Choisissant de se présenter de manière indépendante en 2020, l’URA a mené une campagne qui a favorisé les idées de lutte contre la corruption, de améliorer la stabilité économique et de renforcer l’intégration européenne. L’URA a remporté 22 679 voix, ce qui équivaut à 5,5 %, ainsi que quatre sièges au Parlement. Ces 4 sièges se sont avérés cruciaux, combinés aux 27 sièges de For the Future of Montenegro, et aux 10 sièges de Peace is our Nation, soit un total de 41 des 81 sièges parlementaires, remportant une majorité et battant le gouvernement du DPS pour la première fois dans l’histoire électorale de la nation.
Cette victoire a été suivie par l’élection de Dritan Abazovic au poste de vice-premier ministre dans le cabinet du premier ministre Krivokapic.
Les membres de la commission de l’URA ont déclaré que l’URA est un parti multiculturel et pro-européen, qui entretient de bonnes relations avec les ONG locales et divers groupes de citoyens, et que le parti bénéficie d’un fort soutien dans les régions du sud et du centre du pays. Comme Dritan Abazovic est d’origine albanaise, l’URA est devenu le premier parti civique à avoir élu une minorité à la présidence du parti dans l’histoire du Monténégro.

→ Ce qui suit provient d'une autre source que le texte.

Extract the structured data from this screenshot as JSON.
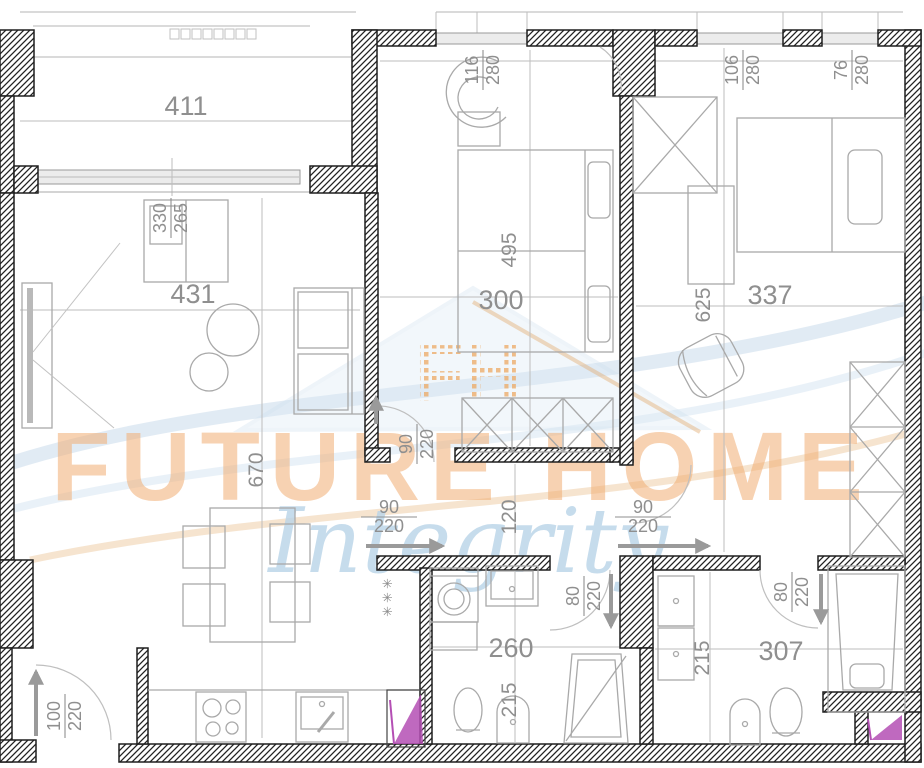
{
  "document": {
    "kind": "apartment floor plan drawing"
  },
  "watermark": {
    "line1": "FUTURE HOME",
    "line2": "Integrity",
    "monogram": "FH",
    "orange": "#f2ae74",
    "blue": "#b9d4e8"
  },
  "symbols": {
    "closet_stars": "✳✳✳"
  },
  "colors": {
    "wall": "#1f1f1f",
    "dim_text": "#8f8f8f",
    "furniture": "#a9a9a9",
    "duct_highlight": "#b44fb4"
  },
  "dims": {
    "balcony_w": "411",
    "living_w": "431",
    "living_h": "670",
    "cabinet": {
      "num": "330",
      "den": "265"
    },
    "bedroom_mid_w": "300",
    "bedroom_mid_h": "495",
    "bedroom_right_w": "337",
    "bedroom_right_h": "625",
    "hall_w": "120",
    "bath_center_w": "260",
    "bath_center_h": "215",
    "bath_right_w": "307",
    "bath_right_h": "215",
    "win_mid": {
      "num": "116",
      "den": "280"
    },
    "win_right1": {
      "num": "106",
      "den": "280"
    },
    "win_right2": {
      "num": "76",
      "den": "280"
    },
    "door_mid": {
      "num": "90",
      "den": "220"
    },
    "door_hall_left": {
      "num": "90",
      "den": "220"
    },
    "door_hall_right": {
      "num": "90",
      "den": "220"
    },
    "door_bath_center": {
      "num": "80",
      "den": "220"
    },
    "door_bath_right": {
      "num": "80",
      "den": "220"
    },
    "door_entry": {
      "num": "100",
      "den": "220"
    }
  }
}
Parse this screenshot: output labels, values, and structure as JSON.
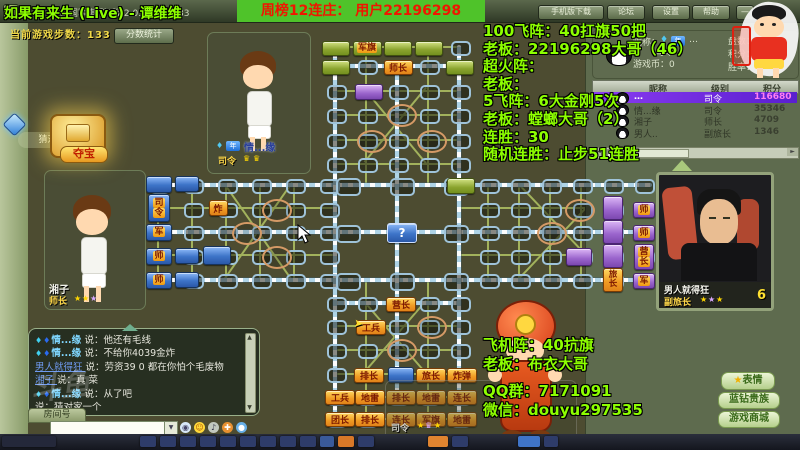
{
  "window": {
    "title": "四国军棋(阵)版 2.0.9 Build033",
    "menu_buttons": [
      "手机版下载",
      "论坛",
      "设置",
      "帮助"
    ],
    "minimize": "—"
  },
  "overlay": {
    "stream_title": "如果有来生 (Live) - 谭维维",
    "banner": "周榜12连庄： 用户22196298",
    "stats_lines": [
      "100飞阵：40扛旗50把",
      "老板：22196298大哥（46）",
      "超火阵：",
      "老板：",
      "5飞阵：6大金刚5次",
      "老板：螳螂大哥（2）",
      "连胜：30",
      "随机连胜：止步51连胜"
    ],
    "promo_lines": [
      "飞机阵：40抗旗",
      "老板：布衣大哥",
      "QQ群：7171091",
      "微信：douyu297535"
    ],
    "watermark": "斗鱼"
  },
  "hud": {
    "steps_label": "当前游戏步数：133",
    "score_button": "分数统计",
    "treasure_button": "夺宝",
    "treasure_tooltip": "猜对家一个"
  },
  "players": {
    "left": {
      "name": "湘子",
      "rank": "师长"
    },
    "top": {
      "name": "情...缘",
      "rank": "司令",
      "badge": "年"
    },
    "right": {
      "name": "男人就得狂",
      "rank": "副旅长",
      "coin": "6"
    },
    "bottom": {
      "rank": "司令"
    }
  },
  "profile": {
    "nickname_label": "昵称：",
    "nickname_value": "…",
    "year_badge": "年",
    "rank": "司令",
    "coins_label": "游戏币：0",
    "stat_labels": [
      "盘数：",
      "积分：",
      "胜率："
    ],
    "table": {
      "headers": [
        "昵称",
        "级别",
        "积分"
      ],
      "rows": [
        {
          "name": "…",
          "rank": "司令",
          "score": "116680",
          "highlight": true
        },
        {
          "name": "情...缘",
          "rank": "司令",
          "score": "35346",
          "highlight": false
        },
        {
          "name": "湘子",
          "rank": "师长",
          "score": "4709",
          "highlight": false
        },
        {
          "name": "男人..",
          "rank": "副旅长",
          "score": "1346",
          "highlight": false
        }
      ]
    }
  },
  "chat": {
    "messages": [
      {
        "name": "情...缘",
        "style": "vip",
        "text": "说：他还有毛线"
      },
      {
        "name": "情...缘",
        "style": "vip",
        "text": "说：不给你4039金炸"
      },
      {
        "name": "男人就得狂",
        "style": "link",
        "text": "说：劳资39 0 都在你怕个毛废物"
      },
      {
        "name": "湘子",
        "style": "link",
        "text": "说：真 菜"
      },
      {
        "name": "情...缘",
        "style": "vip",
        "text": "说：从了吧"
      },
      {
        "name": "",
        "style": "hidden",
        "text": "说：猜对家一个"
      }
    ],
    "room_tab": "房间号",
    "input_value": ""
  },
  "side_buttons": [
    "表情",
    "蓝钻贵族",
    "游戏商城"
  ],
  "board": {
    "unknown_piece": "?",
    "pieces": [
      {
        "x": 158,
        "y": 183,
        "w": 24,
        "h": 15,
        "c": "blue",
        "t": ""
      },
      {
        "x": 158,
        "y": 207,
        "w": 20,
        "h": 26,
        "c": "blue",
        "t": "司令",
        "v": true
      },
      {
        "x": 158,
        "y": 231,
        "w": 24,
        "h": 15,
        "c": "blue",
        "t": "军"
      },
      {
        "x": 158,
        "y": 255,
        "w": 24,
        "h": 15,
        "c": "blue",
        "t": "师"
      },
      {
        "x": 158,
        "y": 279,
        "w": 24,
        "h": 15,
        "c": "blue",
        "t": "师"
      },
      {
        "x": 186,
        "y": 183,
        "w": 22,
        "h": 14,
        "c": "blue",
        "t": ""
      },
      {
        "x": 186,
        "y": 255,
        "w": 22,
        "h": 14,
        "c": "blue",
        "t": ""
      },
      {
        "x": 186,
        "y": 279,
        "w": 22,
        "h": 14,
        "c": "blue",
        "t": ""
      },
      {
        "x": 217,
        "y": 207,
        "w": 17,
        "h": 14,
        "c": "orange",
        "t": "炸"
      },
      {
        "x": 216,
        "y": 254,
        "w": 26,
        "h": 17,
        "c": "blue",
        "t": ""
      },
      {
        "x": 401,
        "y": 232,
        "w": 28,
        "h": 18,
        "c": "blue",
        "t": "?",
        "q": true
      },
      {
        "x": 335,
        "y": 47,
        "w": 26,
        "h": 13,
        "c": "green",
        "t": ""
      },
      {
        "x": 366,
        "y": 47,
        "w": 27,
        "h": 13,
        "c": "green",
        "t": "军旗"
      },
      {
        "x": 397,
        "y": 47,
        "w": 26,
        "h": 13,
        "c": "green",
        "t": ""
      },
      {
        "x": 428,
        "y": 47,
        "w": 26,
        "h": 13,
        "c": "green",
        "t": ""
      },
      {
        "x": 335,
        "y": 66,
        "w": 26,
        "h": 13,
        "c": "green",
        "t": ""
      },
      {
        "x": 397,
        "y": 66,
        "w": 27,
        "h": 13,
        "c": "orange",
        "t": "师长"
      },
      {
        "x": 459,
        "y": 66,
        "w": 26,
        "h": 13,
        "c": "green",
        "t": ""
      },
      {
        "x": 368,
        "y": 91,
        "w": 26,
        "h": 14,
        "c": "purple",
        "t": ""
      },
      {
        "x": 460,
        "y": 185,
        "w": 26,
        "h": 14,
        "c": "green",
        "t": ""
      },
      {
        "x": 612,
        "y": 207,
        "w": 18,
        "h": 22,
        "c": "purple",
        "t": ""
      },
      {
        "x": 612,
        "y": 231,
        "w": 18,
        "h": 22,
        "c": "purple",
        "t": ""
      },
      {
        "x": 612,
        "y": 255,
        "w": 18,
        "h": 22,
        "c": "purple",
        "t": ""
      },
      {
        "x": 612,
        "y": 279,
        "w": 18,
        "h": 22,
        "c": "orange",
        "t": "旅长",
        "v": true
      },
      {
        "x": 643,
        "y": 209,
        "w": 20,
        "h": 14,
        "c": "purple",
        "t": "师"
      },
      {
        "x": 643,
        "y": 232,
        "w": 20,
        "h": 14,
        "c": "purple",
        "t": "师"
      },
      {
        "x": 643,
        "y": 256,
        "w": 18,
        "h": 24,
        "c": "purple",
        "t": "营长",
        "v": true
      },
      {
        "x": 643,
        "y": 280,
        "w": 20,
        "h": 14,
        "c": "purple",
        "t": "军"
      },
      {
        "x": 578,
        "y": 256,
        "w": 24,
        "h": 16,
        "c": "purple",
        "t": ""
      },
      {
        "x": 400,
        "y": 303,
        "w": 28,
        "h": 13,
        "c": "orange",
        "t": "营长"
      },
      {
        "x": 370,
        "y": 326,
        "w": 28,
        "h": 13,
        "c": "orange",
        "t": "工兵"
      },
      {
        "x": 368,
        "y": 374,
        "w": 28,
        "h": 13,
        "c": "orange",
        "t": "排长"
      },
      {
        "x": 400,
        "y": 374,
        "w": 24,
        "h": 14,
        "c": "blue",
        "t": ""
      },
      {
        "x": 430,
        "y": 374,
        "w": 28,
        "h": 13,
        "c": "orange",
        "t": "旅长"
      },
      {
        "x": 461,
        "y": 374,
        "w": 28,
        "h": 13,
        "c": "orange",
        "t": "炸弹"
      },
      {
        "x": 339,
        "y": 396,
        "w": 28,
        "h": 13,
        "c": "orange",
        "t": "工兵"
      },
      {
        "x": 369,
        "y": 396,
        "w": 28,
        "h": 13,
        "c": "orange",
        "t": "地雷"
      },
      {
        "x": 400,
        "y": 396,
        "w": 28,
        "h": 13,
        "c": "orange",
        "t": "排长"
      },
      {
        "x": 430,
        "y": 396,
        "w": 28,
        "h": 13,
        "c": "orange",
        "t": "地雷"
      },
      {
        "x": 461,
        "y": 396,
        "w": 28,
        "h": 13,
        "c": "orange",
        "t": "连长"
      },
      {
        "x": 339,
        "y": 418,
        "w": 28,
        "h": 13,
        "c": "orange",
        "t": "团长"
      },
      {
        "x": 369,
        "y": 418,
        "w": 28,
        "h": 13,
        "c": "orange",
        "t": "排长"
      },
      {
        "x": 400,
        "y": 418,
        "w": 28,
        "h": 13,
        "c": "orange",
        "t": "连长"
      },
      {
        "x": 430,
        "y": 418,
        "w": 28,
        "h": 13,
        "c": "orange",
        "t": "军旗"
      },
      {
        "x": 461,
        "y": 418,
        "w": 28,
        "h": 13,
        "c": "orange",
        "t": "地雷"
      }
    ],
    "camps": [
      [
        275,
        209
      ],
      [
        245,
        232
      ],
      [
        275,
        256
      ],
      [
        400,
        114
      ],
      [
        370,
        140
      ],
      [
        430,
        140
      ],
      [
        578,
        209
      ],
      [
        550,
        232
      ],
      [
        430,
        326
      ],
      [
        400,
        349
      ]
    ]
  },
  "colors": {
    "overlay_lime": "#8dff00",
    "banner_bg": "#4fc32a",
    "banner_text": "#f01600",
    "board_bg": "#4d4c31",
    "blue_piece": "#3d74c8",
    "green_piece": "#8aa32e",
    "purple_piece": "#9a64cc",
    "orange_piece": "#f09a22",
    "highlight_row": "#7a2fe0",
    "highlight_score": "#ff7df2"
  }
}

En termes de protection de l’environnement, l’URA comprend et pratique des politiques vertes. Milan Dakovic, président du Comité des jeunes de l’URA, affirme qu’ils participent à plusieurs projets, notamment la protection d’écosystèmes importants au Monténégro. Vladana Lompar, conseillère à l’Assemblée de l’ancienne capitale royale et membre de l’URA, déclare que le Monténégro étant un État écologique, “notre politique d’État doit être entièrement axée sur la protection de toutes les [richesses] naturelles et du patrimoine qui rendent le Monténégro unique. . . La promotion d’une économie verte nous offrira davantage de possibilités d’emploi et de développement, conformément aux normes européennes”.
“LE MONTENEGRO VERT EST LE MONTENEGRO EUROPÉEN”

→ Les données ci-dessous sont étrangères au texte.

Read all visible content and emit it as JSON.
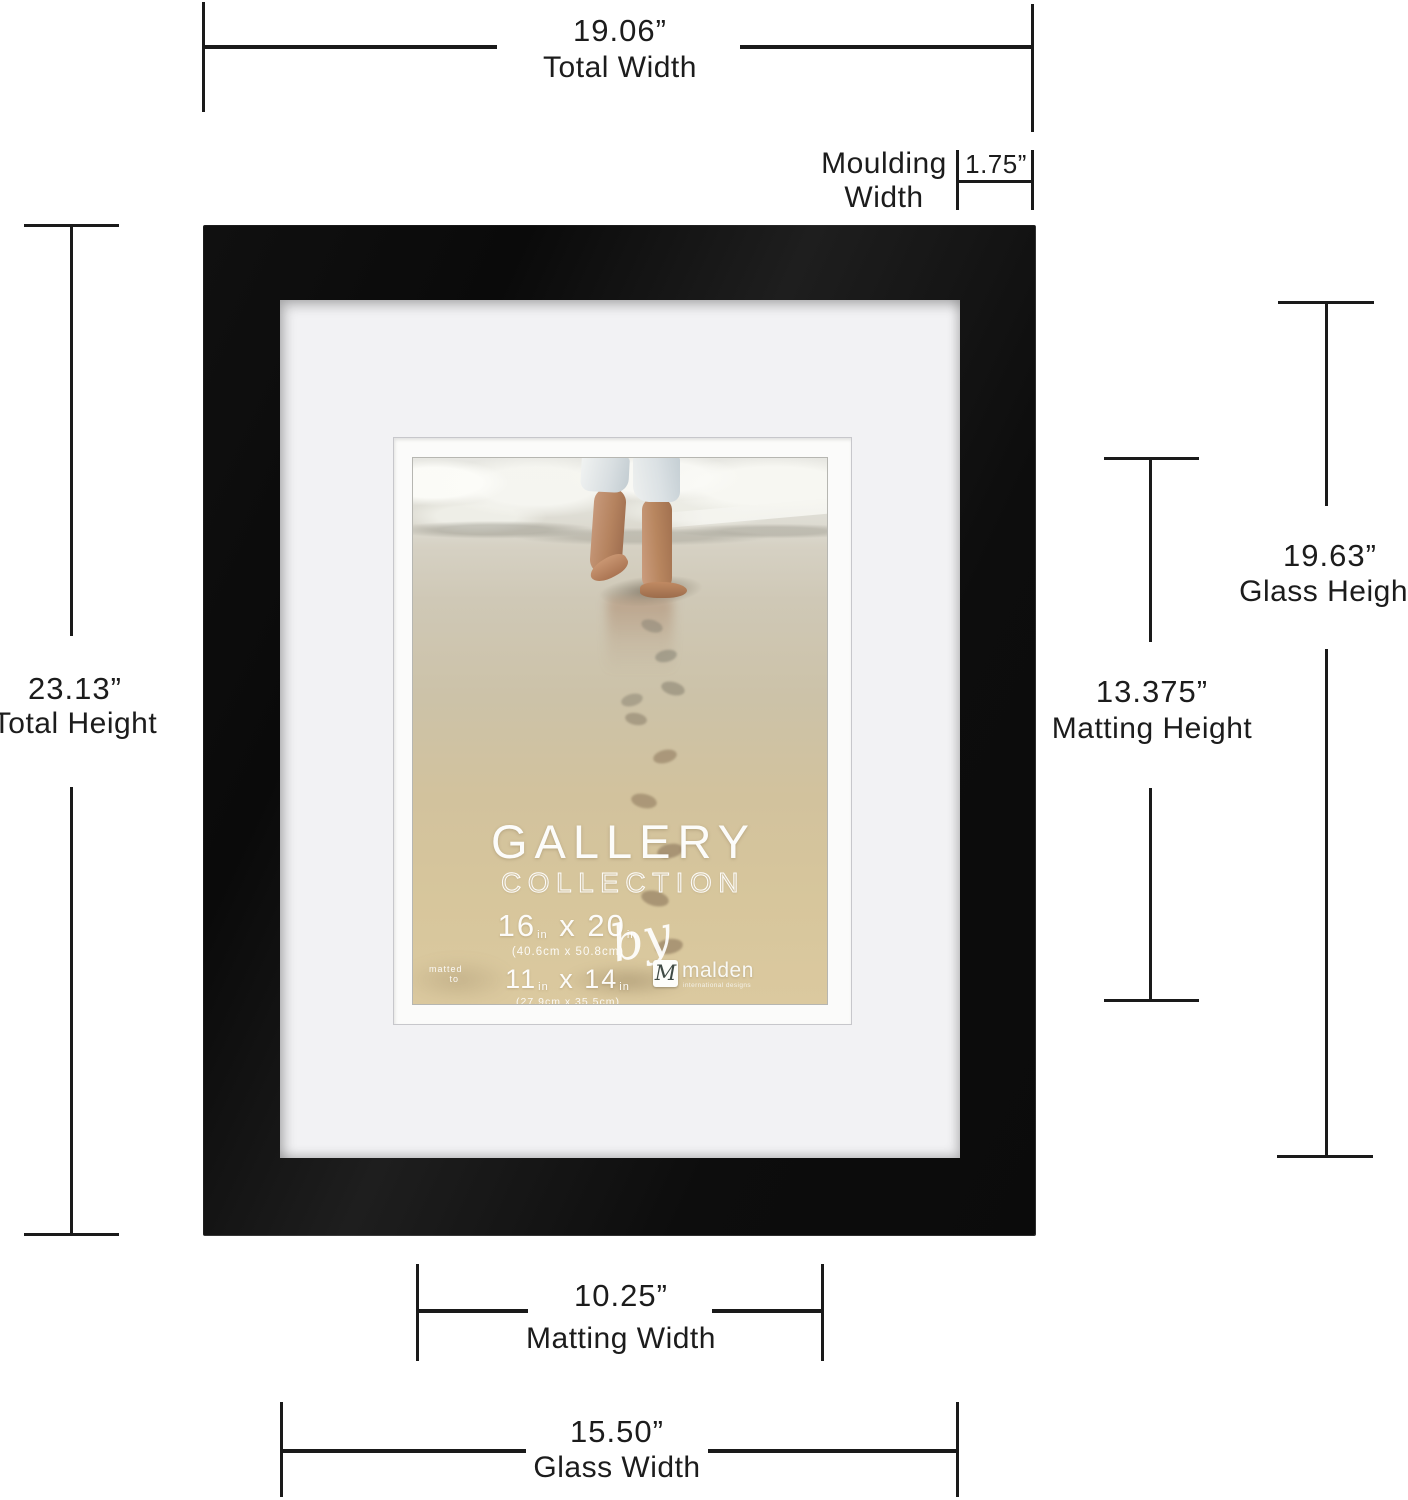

Vladana Lompar, conseillère à l’Assemblée de l’ancienne capitale royale
L’URA maintient également l’objectif de faire officiellement du Monténégro un État membre de l’Union européenne. Candidat en 2008, le Monténégro a le statut de “pays candidat” depuis 2012. Pour adhérer à l’UE, les États doivent satisfaire à certaines normes, qui sont définies dans les 35 chapitres politiques de l’UE, dont le Monténégro a achevé ou est en train d’achever 30. Dritan Abazovic a déclaré : “Nous sommes un parti pro-européen, et nous essayons de promouvoir la très bonne politique de voisinage. Nous croyons vraiment que le Monténégro fera bientôt partie de l’UE”.
Dr. Dritan Abazovic, vice-premier ministre
Né à Ulcinj, au Monténégro, dans une famille albanaise, Dritan Abazovic a obtenu une baccalauréat en sciences politiques à l’université de Sarajevo, puis une maîtrise à l’université du Monténégro, ainsi qu’un doctorat en sciences politiques.
Entré en politique en 2014, Abazovic s’est rapidement retrouvé le plus jeune membre du Parlement cette année-là, et est actuellement l’un des plus jeunes vice-premiers ministres du Monténégro de l’histoire, à l’âge de 34 ans. Il a rejoint l’URA en 2015 et en est devenu le président en 2017. Abazovic s’est battu pour aider le parti à être reconnu dans le pays et a aidé l’URA à devenir membre candidat du Parti Vert Européen en juin 2020.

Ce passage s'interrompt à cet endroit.